The analyses were performed for the total population and separately for men, women and younger (65-74 yrs) and older (≥ 75 yrs) age groups. Participants who at the beginning of the follow-up were using one type of the CNS medications described in the methods and measures section were first compared with participants who did not use any of these medications at baseline and then with participants not using the medication concerned. Participants using a combination of two or more of the CNS medications were compared with participants using none of the CNS medications or their combinations.

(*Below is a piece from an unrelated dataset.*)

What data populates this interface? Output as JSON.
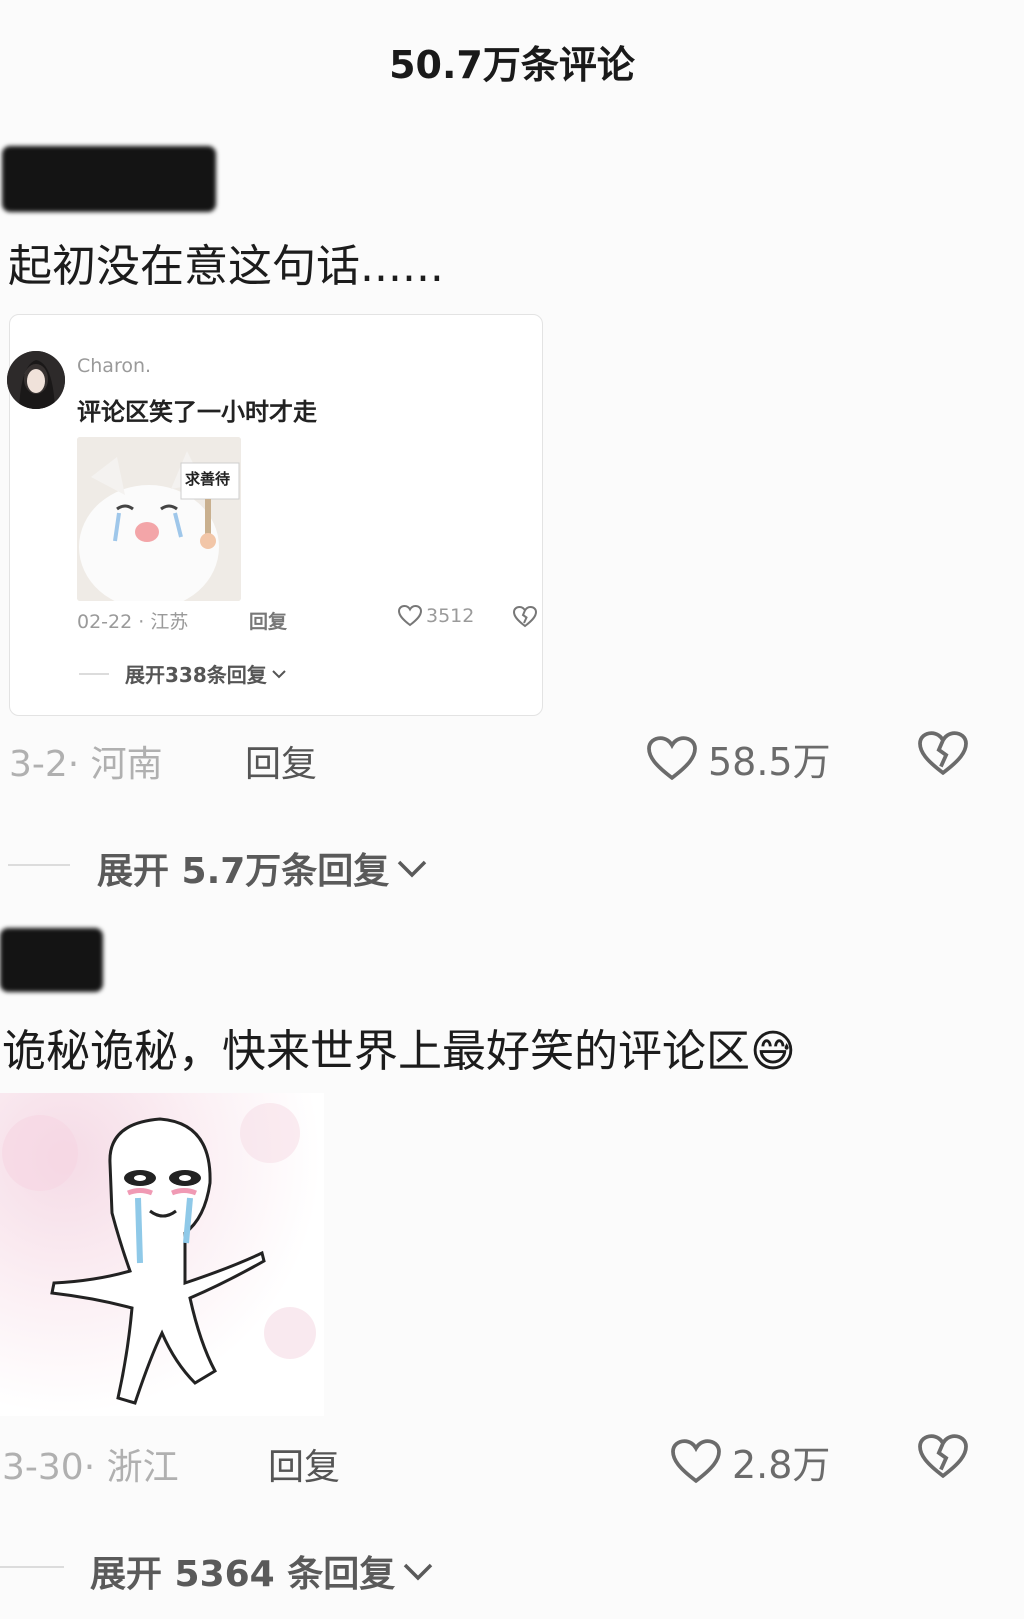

Chi-square and Fisher exact tests were used to test differences in categorical variables between sexes, age groups and, diagnoses as well as between medication users and control groups at baseline and during the follow-up examination. The significances of changes in MMSE sum scores during the follow-up in the total population and in all subgroups were tested using the Wilcoxon signed rank test. The differences of the mean MMSE sum scores, the mean ages and the mean number of medications and the changes of mean MMSE sum scores between the groups were tested with the Mann-Whitney U test. Associations between the use of a certain group of CNS medications or the use of a combination of CNS medications and the risk of cognitive decline were first analyzed by the Mann-Whitney U test. The significances of the differences in the changes of cognitive functioning during the follow-up between the users of a certain group of CNS medications or the users of a combination of CNS medications and the corresponding control group of nonusers were first tested with the Mann-Whitney U test. After these analyses, adjusted analyses using the analysis of covariance were performed for those groups in which the associations between the use of a certain CNS medication or the concomitant use of certain CNS medications and the risk for cognitive decline were significant (p < 0.05) or tended to be significant (0.05 < p < 0.10) in these bivariate analyses. The associations of these variables (age, sex, education, hypertension, atrial fibrillation or flutter, diabetes mellitus, congestive heart disease and smoking at baseline) with the decline in MMSE sum scores were first analyzed in the total population, and only the variables that were significantly associated with decline (higher age, p < 0.001, and congestive heart disease, p = 0.002) were adjusted in the analyses of covariance.